Oorsprong

Er zijn vele wortels, zoals in Schotland en Frankrijk, maar Engeland is de bakermat van de vrijmetselarij. Daar bloeit in de 17e eeuw de Royal Society, een genootschap van vooruitstrevende wetenschappers, onder wie veel vrijmetselaren. In 1666 woedt in het grotendeels houten Londen ‘the Great Fire’, een brand die 80% van de stad in de as legt. Voor de wederopbouw in steen komen vanuit heel Europa bouwlieden en architecten naar Londen.

Op Sint-Jansdag (24 juni) in 1717, wordt in Londen door vier loges de eerste overkoepelende Grootloge opgericht. Dit wordt gezien als de geboortedatum van de moderne vrijmetselarij. Daarna groeit de vrijmetselarij onstuimig.

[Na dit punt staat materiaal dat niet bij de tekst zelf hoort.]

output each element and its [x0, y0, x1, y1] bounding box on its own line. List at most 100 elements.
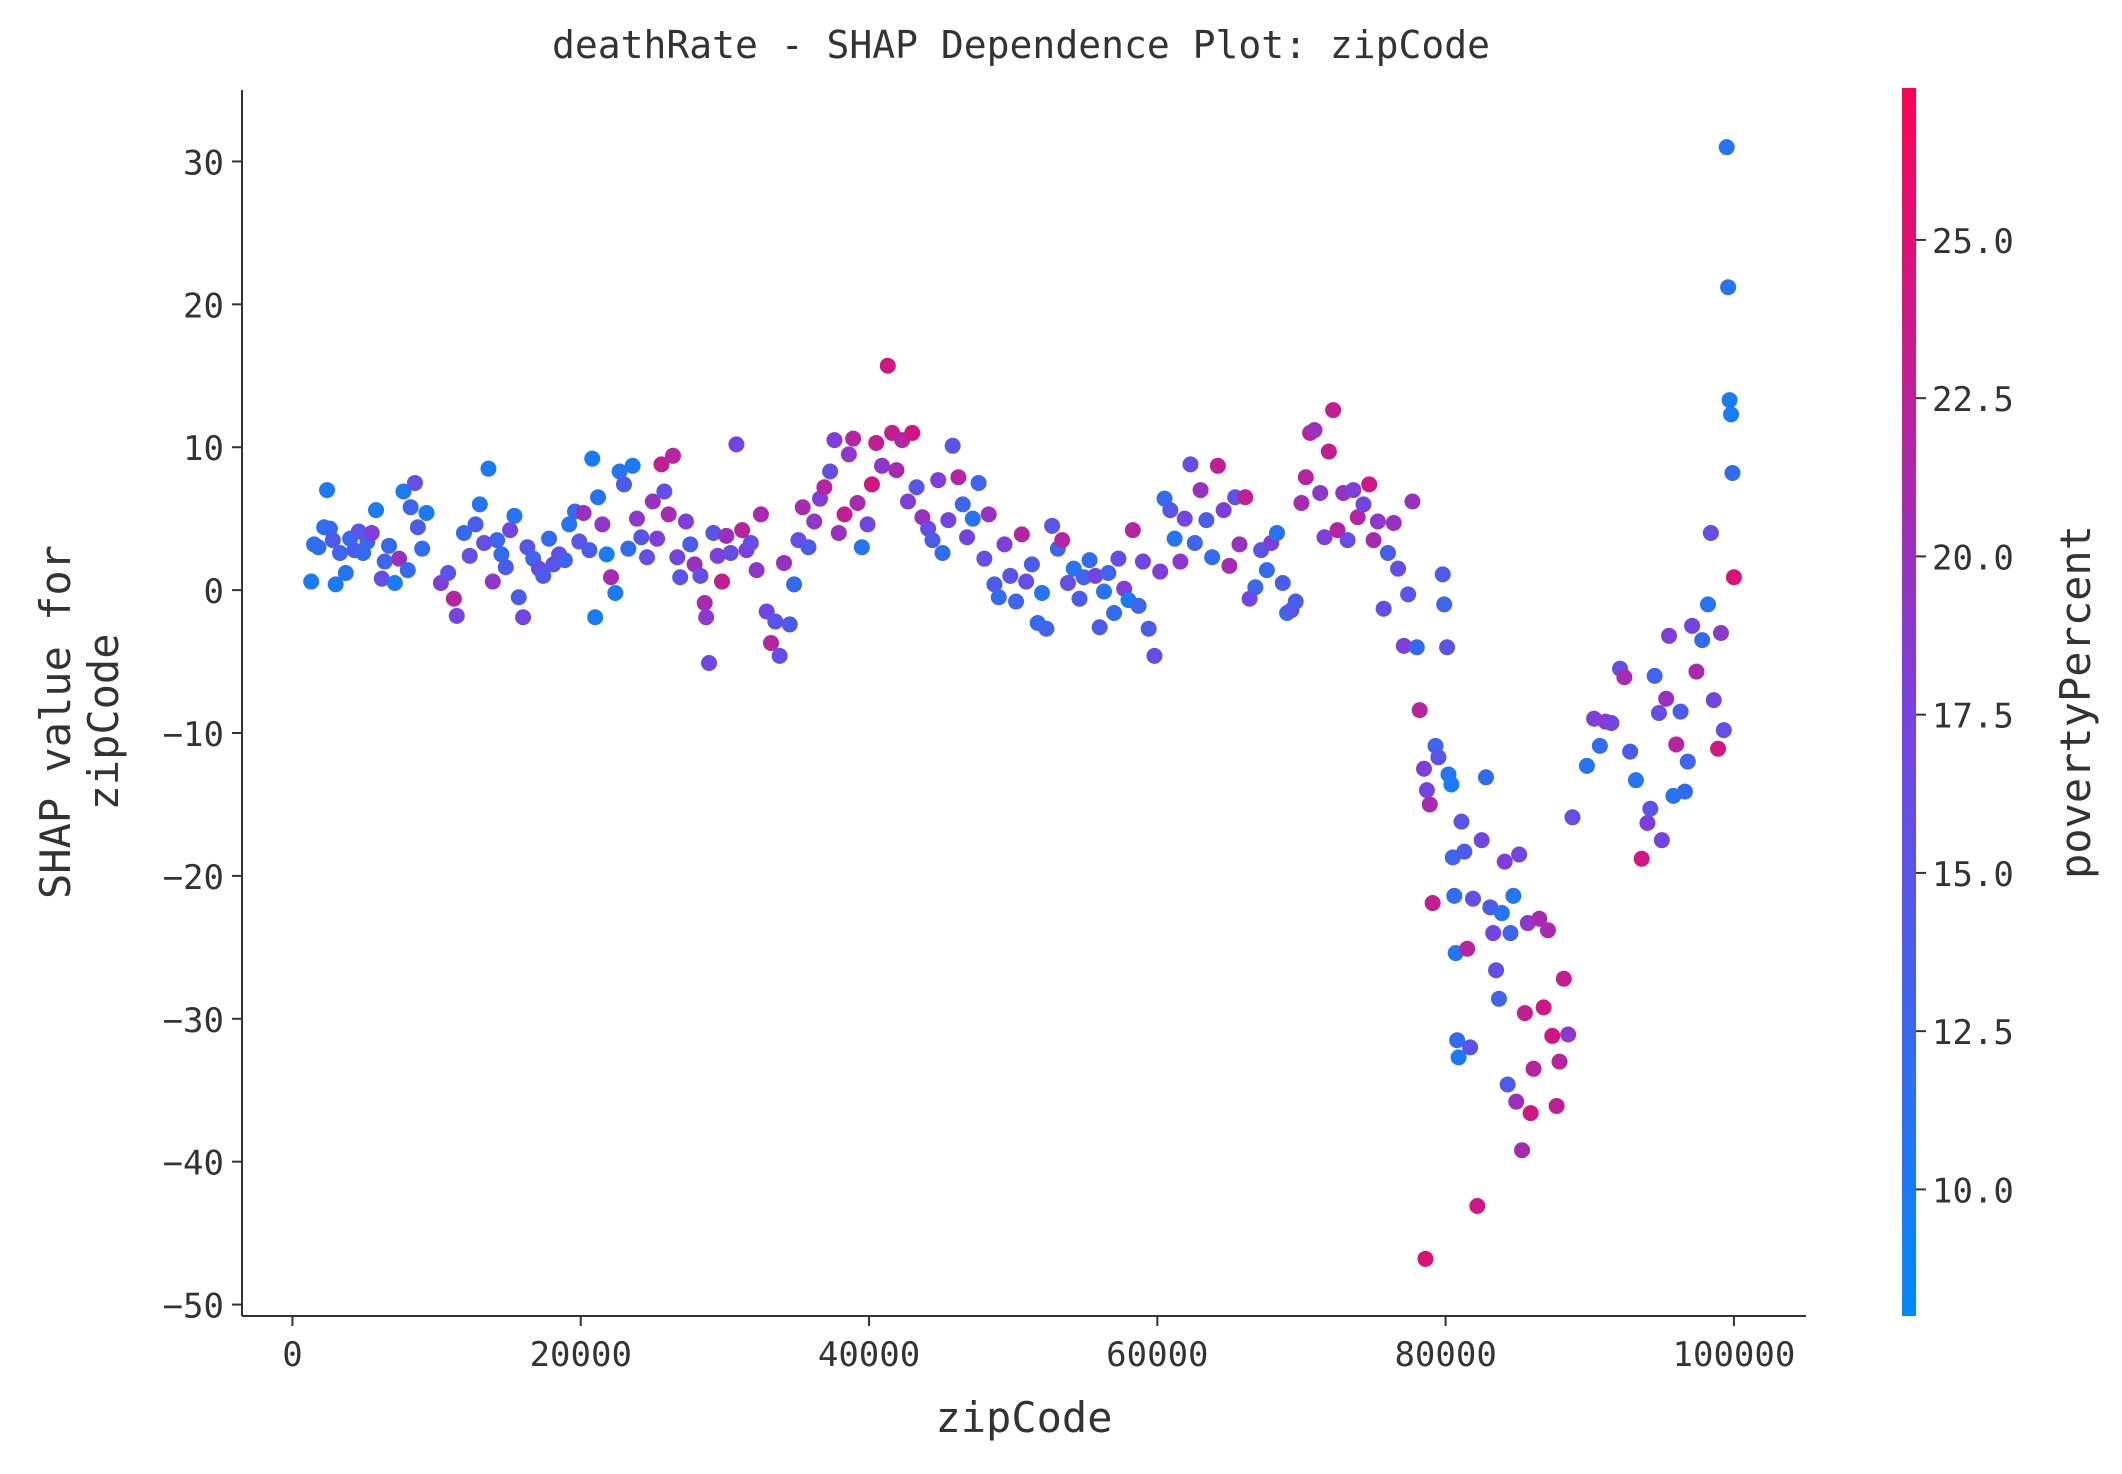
data-point [1591, 737, 1608, 754]
data-point [1166, 530, 1183, 547]
data-point [1676, 783, 1693, 800]
data-point [1274, 574, 1291, 591]
data-point [1465, 890, 1482, 907]
data-point [1221, 557, 1238, 574]
data-point [1038, 620, 1055, 637]
data-point [1204, 549, 1221, 566]
data-point [1100, 564, 1117, 581]
data-point [849, 494, 866, 511]
data-point [535, 567, 552, 584]
data-point [402, 499, 419, 516]
data-point [1361, 476, 1378, 493]
data-point [1560, 1026, 1577, 1043]
data-point [959, 529, 976, 546]
data-point [996, 536, 1013, 553]
colorbar: 10.0 12.5 15.0 17.5 20.0 22.5 25.0 povertyPerc… [1902, 88, 2100, 1316]
data-point [386, 574, 403, 591]
data-point [1329, 522, 1346, 539]
data-point [1349, 509, 1366, 526]
data-point [1404, 493, 1421, 510]
data-point [406, 474, 423, 491]
data-point [471, 496, 488, 513]
data-point [899, 493, 916, 510]
data-point [1339, 532, 1356, 549]
data-point [1679, 753, 1696, 770]
data-point [1355, 496, 1372, 513]
data-point [1424, 895, 1441, 912]
data-point [1417, 1250, 1434, 1267]
data-point [924, 532, 941, 549]
data-point [319, 482, 336, 499]
data-point [826, 432, 843, 449]
data-point [1531, 910, 1548, 927]
data-point [1198, 512, 1215, 529]
data-point [418, 504, 435, 521]
data-point [1622, 743, 1639, 760]
data-point [480, 460, 497, 477]
data-point [1247, 579, 1264, 596]
data-point [1091, 619, 1108, 636]
data-point [1555, 970, 1572, 987]
data-point [1525, 1060, 1542, 1077]
y-axis-label-line-2: zipCode [79, 633, 128, 810]
data-point [859, 516, 876, 533]
x-tick-label: 40000 [818, 1335, 920, 1375]
data-point [709, 547, 726, 564]
y-tick-label: 10 [183, 429, 224, 469]
x-tick-label: 80000 [1394, 1335, 1496, 1375]
data-point [934, 544, 951, 561]
colorbar-tick-label: 20.0 [1932, 538, 2014, 578]
data-point [1694, 632, 1711, 649]
data-point [541, 530, 558, 547]
data-point [775, 554, 792, 571]
data-point [742, 534, 759, 551]
data-point [1439, 639, 1456, 656]
data-point [701, 654, 718, 671]
data-point [440, 564, 457, 581]
data-point [1124, 522, 1141, 539]
data-point [986, 576, 1003, 593]
data-point [1172, 553, 1189, 570]
data-point [484, 573, 501, 590]
data-point [1661, 627, 1678, 644]
data-point [990, 589, 1007, 606]
data-point [1539, 922, 1556, 939]
data-point [1627, 772, 1644, 789]
data-point [337, 564, 354, 581]
data-point [1516, 1005, 1533, 1022]
data-point [781, 616, 798, 633]
data-point [1162, 502, 1179, 519]
data-point [816, 479, 833, 496]
data-point [1705, 692, 1722, 709]
data-point [1130, 597, 1147, 614]
data-point [1209, 457, 1226, 474]
data-point [888, 462, 905, 479]
data-point [611, 463, 628, 480]
data-point [930, 472, 947, 489]
data-point [445, 590, 462, 607]
data-point [1430, 749, 1447, 766]
data-point [1034, 584, 1051, 601]
data-point [1395, 637, 1412, 654]
data-point [944, 437, 961, 454]
data-point [806, 513, 823, 530]
data-point [1477, 769, 1494, 786]
y-tick-label: −40 [163, 1144, 224, 1184]
data-point [1473, 832, 1490, 849]
data-point [594, 516, 611, 533]
data-point [1365, 532, 1382, 549]
data-point [1293, 494, 1310, 511]
data-point [1446, 887, 1463, 904]
data-point [722, 544, 739, 561]
data-point [1418, 782, 1435, 799]
data-point [1668, 736, 1685, 753]
data-point [510, 589, 527, 606]
data-point [705, 524, 722, 541]
y-tick-label: −10 [163, 715, 224, 755]
data-point [1316, 529, 1333, 546]
data-point [1375, 600, 1392, 617]
y-tick-label: 20 [183, 286, 224, 326]
data-point [853, 539, 870, 556]
data-point [590, 489, 607, 506]
data-point [1725, 569, 1742, 586]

Mensen hebben even genoeg van alle politieke twisten en godsdienstoorlogen. In 1734 komen vrijmetselaren al bijeen in Den Haag, waar in 1756 tien loges zich aaneensloten tot de ‘Groote Loge der Zeven Verenigde Nederlanden’. Deze benaming werd in 1817 gewijzigd in de ook nu nog geldende: Orde van Vrijmetselaren onder het Grootoosten der Nederlanden.